Tagungs-Datum: 
03.04.2014 bis 06.04.2014
Thema: 
SCHREIBEN21 - WAS IST ZEITGEMÄSS?
Ort: 
Meißen

Segeberger Jahrestagung - Programm 2014

Gegenwartsliteratur sind die literarischen Texte, die gegenwärtig geschrieben und veröffentlicht werden. Ihr Charakter wird bestimmt von den AutorInnen, die als bedeutend wahrgenommen werden. Ist die gegenwärtige Literaturlandschaft als Schreiben21 zu bezeichnen? Also als gespaltene Gegend, die sich als eine Wut-Schreiberei gegen eine leserferne und von oben verordnete veröffentlichte Literatur auszeichnet? Passt zum zeitgenössischen Schreiben das Bild des Schienen-Verkehrsprojekts Stuttgart21? Gibt es auf dem literarischen Markt so etwas wie ein gescheitertes Bürgerbegehren, eine Schlichtung? Und was ist daraus für das Kreative Schreiben zu lernen?

Wut: Wenn es in den letzten zehn Jahren im Zusammenhang mit Literatur zur Wut kommt, dann sind es politische Themen, die sich an Texten und ihren AutorInnen entzünden. Die Gegenwartsliteratur wird beim Tod eines Kritikers (M. Walser) ebenso wie beim Grass-Gedicht Was gesagt werden muss zum Reflexionsmedium des Politischen und Historischen. Auf der Jahrestagung könnte danach gefragt werden, welche gegenwärtigen Themen mit welchen literarischen Mitteln bearbeitet werden können.

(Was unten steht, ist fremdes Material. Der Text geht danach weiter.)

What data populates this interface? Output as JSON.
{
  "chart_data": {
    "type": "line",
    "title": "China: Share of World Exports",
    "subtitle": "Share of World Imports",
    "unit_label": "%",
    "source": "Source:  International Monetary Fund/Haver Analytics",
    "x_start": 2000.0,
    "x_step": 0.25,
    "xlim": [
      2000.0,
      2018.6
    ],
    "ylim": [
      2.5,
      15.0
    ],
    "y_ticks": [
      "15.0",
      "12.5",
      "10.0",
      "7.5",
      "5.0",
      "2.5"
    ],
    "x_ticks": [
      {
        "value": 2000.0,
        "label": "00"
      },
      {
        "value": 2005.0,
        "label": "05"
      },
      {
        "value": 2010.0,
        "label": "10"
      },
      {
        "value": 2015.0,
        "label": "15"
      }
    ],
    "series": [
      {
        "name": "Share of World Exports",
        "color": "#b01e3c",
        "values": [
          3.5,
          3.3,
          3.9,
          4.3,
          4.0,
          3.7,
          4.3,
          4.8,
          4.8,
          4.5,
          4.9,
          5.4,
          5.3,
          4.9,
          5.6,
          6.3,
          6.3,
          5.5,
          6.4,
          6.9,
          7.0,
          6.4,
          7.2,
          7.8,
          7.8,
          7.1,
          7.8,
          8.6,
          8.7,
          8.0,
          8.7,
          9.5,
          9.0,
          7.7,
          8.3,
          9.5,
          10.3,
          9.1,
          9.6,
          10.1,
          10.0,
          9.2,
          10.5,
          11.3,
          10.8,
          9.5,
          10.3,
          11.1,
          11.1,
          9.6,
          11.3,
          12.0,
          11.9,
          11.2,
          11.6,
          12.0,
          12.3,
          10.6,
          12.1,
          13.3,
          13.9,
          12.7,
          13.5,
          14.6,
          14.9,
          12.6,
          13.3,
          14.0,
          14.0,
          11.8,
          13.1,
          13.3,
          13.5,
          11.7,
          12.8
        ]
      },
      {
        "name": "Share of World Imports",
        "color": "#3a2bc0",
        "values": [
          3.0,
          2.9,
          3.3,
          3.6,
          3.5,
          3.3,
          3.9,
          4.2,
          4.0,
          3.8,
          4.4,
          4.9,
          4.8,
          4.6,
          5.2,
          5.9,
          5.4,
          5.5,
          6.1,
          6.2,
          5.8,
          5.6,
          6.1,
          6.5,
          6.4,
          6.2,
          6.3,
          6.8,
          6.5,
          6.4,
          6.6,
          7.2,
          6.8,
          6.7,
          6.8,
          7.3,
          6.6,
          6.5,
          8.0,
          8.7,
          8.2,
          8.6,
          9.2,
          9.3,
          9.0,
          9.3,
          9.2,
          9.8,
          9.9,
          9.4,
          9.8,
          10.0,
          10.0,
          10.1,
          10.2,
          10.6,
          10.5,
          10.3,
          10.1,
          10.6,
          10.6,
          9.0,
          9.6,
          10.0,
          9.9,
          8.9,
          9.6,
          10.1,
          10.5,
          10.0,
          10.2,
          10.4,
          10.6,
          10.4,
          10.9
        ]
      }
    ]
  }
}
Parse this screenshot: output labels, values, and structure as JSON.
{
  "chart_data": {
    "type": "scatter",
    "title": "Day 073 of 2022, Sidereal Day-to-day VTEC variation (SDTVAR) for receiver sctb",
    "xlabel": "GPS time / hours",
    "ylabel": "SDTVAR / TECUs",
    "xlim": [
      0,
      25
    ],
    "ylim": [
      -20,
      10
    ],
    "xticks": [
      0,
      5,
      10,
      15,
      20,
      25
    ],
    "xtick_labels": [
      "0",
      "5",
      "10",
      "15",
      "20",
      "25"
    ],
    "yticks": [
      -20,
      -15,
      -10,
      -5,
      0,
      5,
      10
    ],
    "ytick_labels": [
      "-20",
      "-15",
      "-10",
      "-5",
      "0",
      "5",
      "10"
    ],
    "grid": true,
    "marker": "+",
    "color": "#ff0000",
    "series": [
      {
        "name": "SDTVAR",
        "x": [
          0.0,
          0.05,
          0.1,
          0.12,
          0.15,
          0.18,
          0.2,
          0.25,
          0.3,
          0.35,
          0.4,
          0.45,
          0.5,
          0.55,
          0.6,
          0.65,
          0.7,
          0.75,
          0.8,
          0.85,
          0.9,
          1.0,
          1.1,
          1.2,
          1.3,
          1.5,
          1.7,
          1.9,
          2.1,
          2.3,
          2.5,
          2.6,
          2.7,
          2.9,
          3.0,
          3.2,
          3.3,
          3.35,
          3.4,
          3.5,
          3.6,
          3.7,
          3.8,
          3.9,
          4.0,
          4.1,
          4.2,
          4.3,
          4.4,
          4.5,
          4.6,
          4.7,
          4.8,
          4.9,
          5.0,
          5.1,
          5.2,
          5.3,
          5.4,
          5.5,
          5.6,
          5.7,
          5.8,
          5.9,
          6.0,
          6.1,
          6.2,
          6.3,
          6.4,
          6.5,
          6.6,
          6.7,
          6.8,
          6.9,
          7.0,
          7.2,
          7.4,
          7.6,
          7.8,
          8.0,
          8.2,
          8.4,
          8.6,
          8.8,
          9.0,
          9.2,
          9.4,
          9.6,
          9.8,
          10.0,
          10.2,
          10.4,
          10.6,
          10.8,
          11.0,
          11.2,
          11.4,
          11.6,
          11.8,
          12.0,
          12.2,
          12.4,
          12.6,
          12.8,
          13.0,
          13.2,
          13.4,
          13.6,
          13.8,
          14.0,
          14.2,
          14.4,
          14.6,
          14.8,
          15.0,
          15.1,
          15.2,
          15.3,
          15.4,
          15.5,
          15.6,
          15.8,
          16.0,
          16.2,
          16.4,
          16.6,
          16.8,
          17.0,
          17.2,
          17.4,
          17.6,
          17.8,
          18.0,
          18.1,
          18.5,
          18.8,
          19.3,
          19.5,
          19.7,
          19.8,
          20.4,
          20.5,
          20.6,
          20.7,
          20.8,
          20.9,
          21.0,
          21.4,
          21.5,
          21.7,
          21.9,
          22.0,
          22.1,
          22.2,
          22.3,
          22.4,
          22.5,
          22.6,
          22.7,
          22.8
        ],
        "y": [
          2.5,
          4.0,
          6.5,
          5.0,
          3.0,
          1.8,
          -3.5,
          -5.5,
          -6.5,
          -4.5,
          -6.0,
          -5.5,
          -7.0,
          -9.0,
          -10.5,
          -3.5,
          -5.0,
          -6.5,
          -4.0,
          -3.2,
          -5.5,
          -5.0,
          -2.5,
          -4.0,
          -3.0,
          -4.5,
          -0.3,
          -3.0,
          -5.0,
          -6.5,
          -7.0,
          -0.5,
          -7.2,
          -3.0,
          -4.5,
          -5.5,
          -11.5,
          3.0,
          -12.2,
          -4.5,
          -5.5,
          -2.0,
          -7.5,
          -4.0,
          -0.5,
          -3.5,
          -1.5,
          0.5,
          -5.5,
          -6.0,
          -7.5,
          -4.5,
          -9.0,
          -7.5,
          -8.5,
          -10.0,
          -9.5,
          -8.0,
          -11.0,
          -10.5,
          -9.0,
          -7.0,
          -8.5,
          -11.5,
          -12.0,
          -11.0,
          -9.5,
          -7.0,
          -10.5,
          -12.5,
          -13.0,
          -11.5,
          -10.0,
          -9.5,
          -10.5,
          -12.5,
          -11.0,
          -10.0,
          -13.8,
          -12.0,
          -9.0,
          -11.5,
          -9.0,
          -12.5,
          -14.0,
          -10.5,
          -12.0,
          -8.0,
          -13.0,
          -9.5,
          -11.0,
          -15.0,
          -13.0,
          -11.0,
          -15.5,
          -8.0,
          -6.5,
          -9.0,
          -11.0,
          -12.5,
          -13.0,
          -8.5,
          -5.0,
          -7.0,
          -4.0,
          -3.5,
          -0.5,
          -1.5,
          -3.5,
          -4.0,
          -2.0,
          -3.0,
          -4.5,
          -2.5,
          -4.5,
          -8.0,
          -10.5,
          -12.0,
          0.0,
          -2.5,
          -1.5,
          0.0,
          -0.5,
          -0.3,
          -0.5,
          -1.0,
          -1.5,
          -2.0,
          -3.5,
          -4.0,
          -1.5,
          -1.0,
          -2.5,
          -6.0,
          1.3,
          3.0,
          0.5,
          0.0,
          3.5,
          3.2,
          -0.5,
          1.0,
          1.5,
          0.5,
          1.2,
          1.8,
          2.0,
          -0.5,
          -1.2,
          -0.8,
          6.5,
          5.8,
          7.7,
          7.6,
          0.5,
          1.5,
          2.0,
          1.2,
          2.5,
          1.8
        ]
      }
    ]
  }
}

Umbau: Das literarisch-ästhetische Urteil zur politischen und belletristischen Gelegenheitsliteratur fällt meist vernichtend aus. Und kaum sind solche Texte gelesen, rezensiert und diskutiert, verdrängen neue Texte sie aus der ersten Reihe. Der blinde Fleck des ästhetischen Urteils über die Gegenwartliteratur ist die Nachhaltigkeit. Der literarische Wert von Grass‘ Blechtrommel ist aufgrund seiner Sprache und seiner Form recht unbestritten. Aber ob es auch Katharina Hackers Alix, Anton und die anderen auch in das kulturelle Literaturgedächtnis schafft, ist noch nicht ausgemacht. Die Autorin zerstritt sich wegen der Präsentationsform des Textes mit Suhrkamp. Der Roman sollte in zwei Spalten gedruckt werden, beide im gleichen Format. Eine Spalte, die das Geschehen ablaufen lässt, die zweite Spalte mit weiterführenden Begebenheiten zu den Figuren des Romans. Suhrkamp hat aus der zweiten Spalte so eine Art Anmerkungsspalte gemacht. Das beabsichtigte parallele Erzählen war nicht mehr sichtbar und rezipierbar. Eine handfeste Auseinandersetzung um Formen des Literarischen mit der Folge, dass Katharina Hacker heute bei S. Fischer schreibt. – Aktuelle Formen des Literarischen können auf der Jahrestagung entdeckt, adaptiert, erweitert und erprobt werden.

Schlichtung: Gegenwartsliteratur lässt sich in ihrer Gegenwärtigkeit erfahren, in der Präsentation, der Lesung, der Performance, im Slam, in den elektronischen Verbreitungsformaten, die literarische Texte unmittelbar und mit wenig Aufwand verfügbar machen. Literatur erfahren in ihrer „performativen Präsenz“ (O. Jahraus). Die präsentische Qualität wird als ästhetische Qualität erfahren. Warum sollten sich die TeilnehmerInnen der Jahrestagung nicht auf die Suche nach neuen literarischen Präsentationsformaten begeben?